As a practical application, we used the sPAGM model on melanoma tumors to identify robust survival-related subpathways, with top ranks being identified as prognostic signatures. Survival analyses using TCGA and verified data sets resulted in a 55-subpathway signature, which displayed a robust predictive performance. Among these subpathways, some signaling pathways, including Toll-like receptor signaling pathway, Chemokine signaling pathway, and PI3K-Akt signaling pathway, were all close related with the tumor biology46,47,48. To our surprise, large number of pathways related to infectious diseases. Especially, three subpathways from leishmaniasis were the most robust subpathways. And it was reported that the cutaneous leishmaniasis in hot areas pave the way to the mutation and development of skin cancer49. Also we confirmed the signature predicted patient clinical outcomes independently of clinical variables, which especially included the tumor stage. Furthermore, we performed survival analyses to test whether the subpathway signature predicted the clinical outcomes of patients with different stages. Using TCGA data set that contained an adequate number of tumor samples, we found that the signature was also related with the patient’s clinical outcome from early stage to late stage (the number of stage I and II: 132, P = 0.94E-03; the number of stage III: 135, P = 0.20E-03).
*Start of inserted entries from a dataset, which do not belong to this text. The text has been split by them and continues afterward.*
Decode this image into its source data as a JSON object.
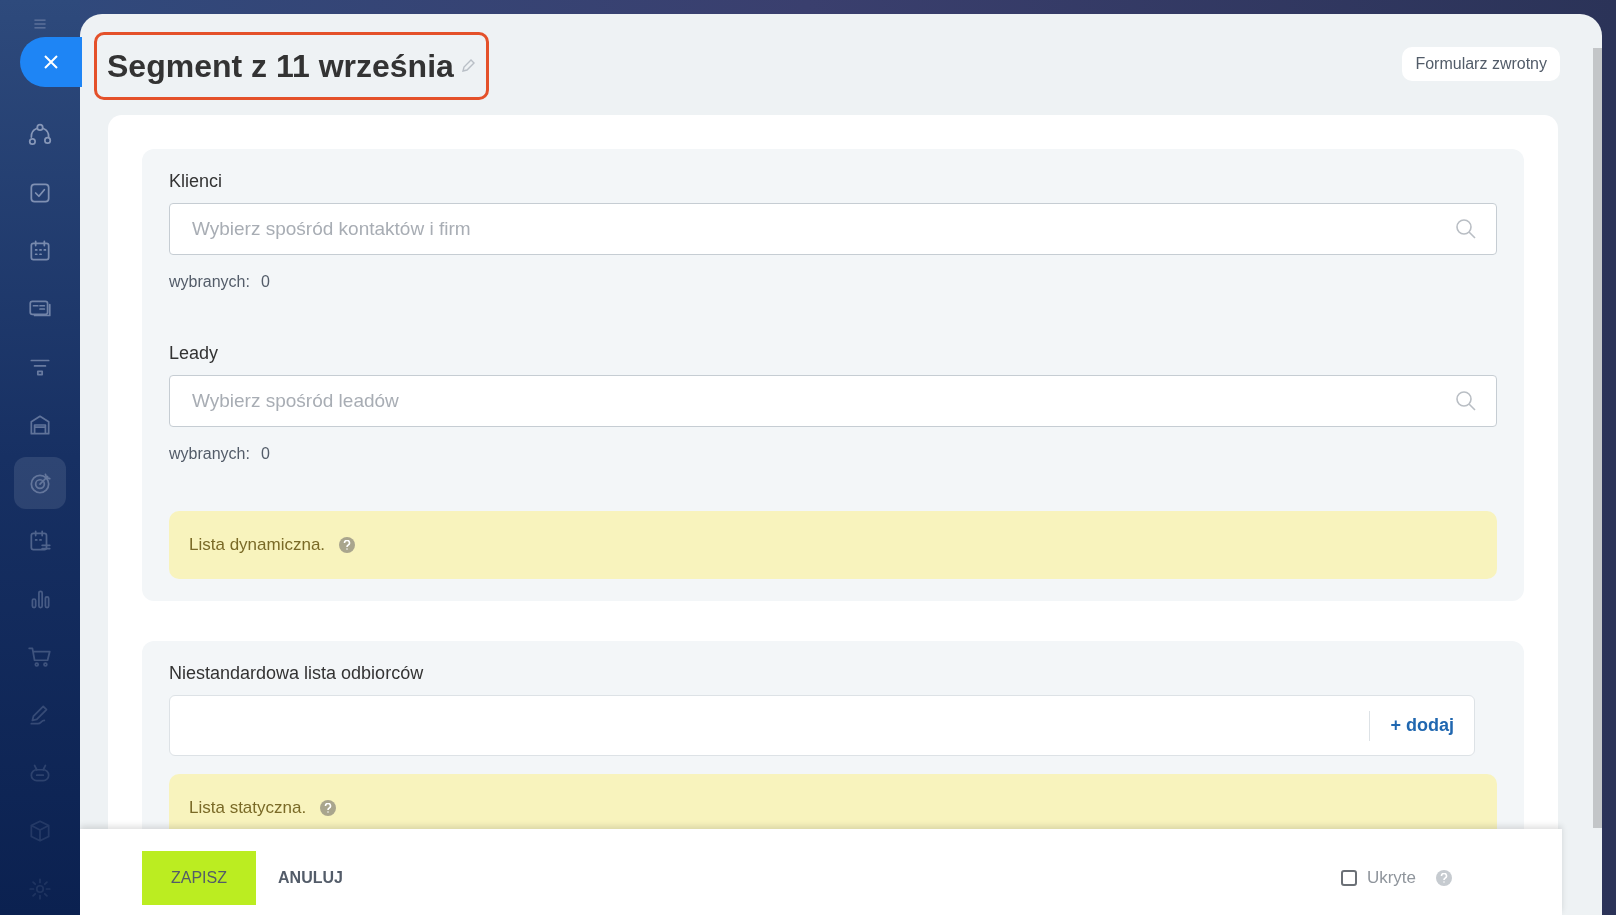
{
  "sidebar": {
    "items": [
      {
        "kind": "nodes",
        "selected": false
      },
      {
        "kind": "check",
        "selected": false
      },
      {
        "kind": "calendar",
        "selected": false
      },
      {
        "kind": "card",
        "selected": false
      },
      {
        "kind": "funnel",
        "selected": false
      },
      {
        "kind": "store",
        "selected": false
      },
      {
        "kind": "target",
        "selected": true
      },
      {
        "kind": "schedule",
        "selected": false
      },
      {
        "kind": "chart",
        "selected": false
      },
      {
        "kind": "cart",
        "selected": false
      },
      {
        "kind": "pen",
        "selected": false
      },
      {
        "kind": "robot",
        "selected": false
      },
      {
        "kind": "box",
        "selected": false
      },
      {
        "kind": "gear",
        "selected": false
      }
    ]
  },
  "title": "Segment z 11 września",
  "feedback_button": "Formularz zwrotny",
  "sections": [
    {
      "fields": [
        {
          "label": "Klienci",
          "placeholder": "Wybierz spośród kontaktów i firm",
          "count_label": "wybranych:",
          "count": "0"
        },
        {
          "label": "Leady",
          "placeholder": "Wybierz spośród leadów",
          "count_label": "wybranych:",
          "count": "0"
        }
      ],
      "note": "Lista dynamiczna."
    },
    {
      "label": "Niestandardowa lista odbiorców",
      "add_button": "+ dodaj",
      "note": "Lista statyczna."
    }
  ],
  "footer": {
    "save": "ZAPISZ",
    "cancel": "ANULUJ",
    "hidden": {
      "label": "Ukryte",
      "checked": false
    }
  }
}
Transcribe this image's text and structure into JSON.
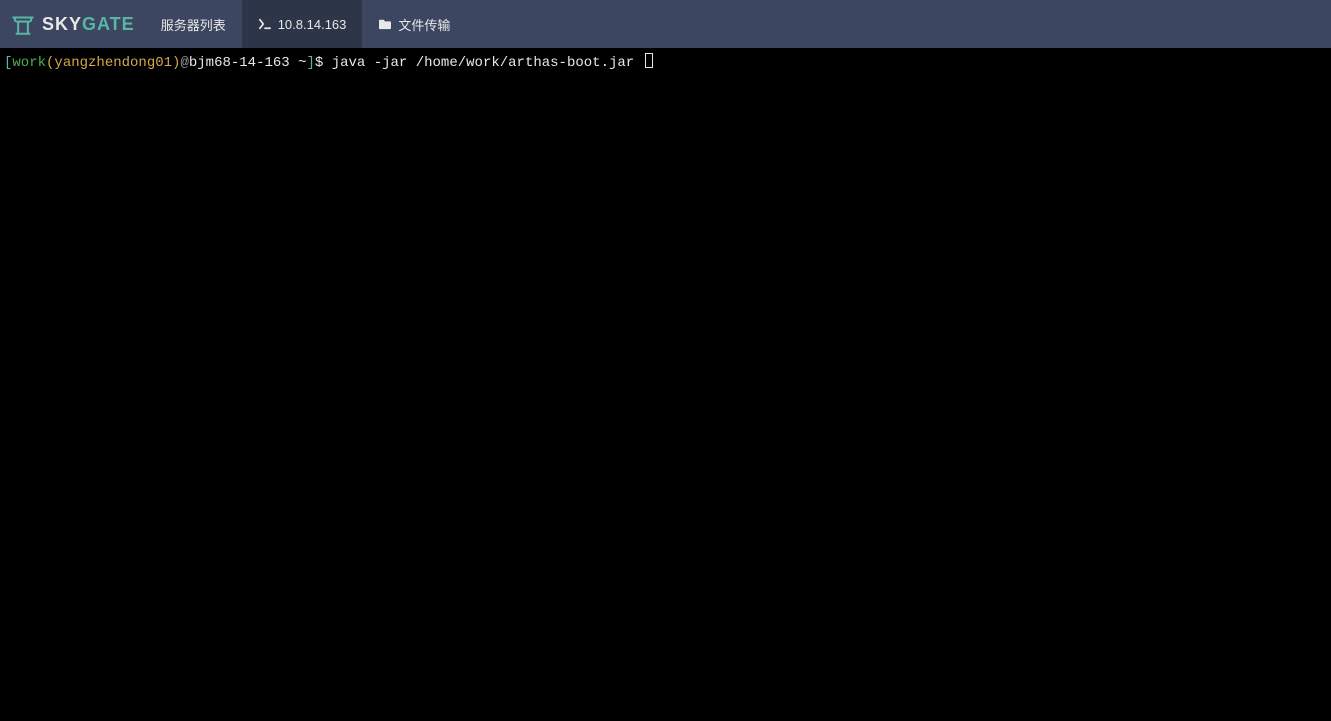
{
  "logo": {
    "part1": "SKY",
    "part2": "GATE"
  },
  "nav": {
    "server_list": "服务器列表",
    "terminal_ip": "10.8.14.163",
    "file_transfer": "文件传输"
  },
  "terminal": {
    "bracket_open": "[",
    "user1": "work",
    "paren_open": "(",
    "user2": "yangzhendong01",
    "paren_close": ")",
    "at": "@",
    "host": "bjm68-14-163",
    "path": " ~",
    "bracket_close": "]",
    "dollar": "$ ",
    "command": "java -jar /home/work/arthas-boot.jar "
  }
}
In the present study, we describe a novel integrated sPAGM model based on subpathway graphs and sample-matched miRNA and gene transcriptome. The sample-matched miRNA and gene data sets simultaneously detected the miRNA and gene expression levels for each sample, and provided a more reliable resource to perform miRNA–gene integrated analyses to infer the functional activities. A novelty of our computational model is deducting expressional activity scores of miRNAs from the scores of genes. The direct inhibition of miRNAs to target genes but not other systematic feedbacks or indirect consequences was considered in the calculation of sPA score. Based on this model, we identified risk subpathways as melanoma prognostic signatures to classify tumor samples into different survival groups, and we verified analyses results using another independent data set. Additional performance verification based on sample-matched miRNA and gene data sets could further increase the power of our subpathway signatures for melanoma prognoses. Moreover, the activity score calculated by sPAGM could also be applied to other analyses, including tumor progression and drug action mechanisms for other types of tumors.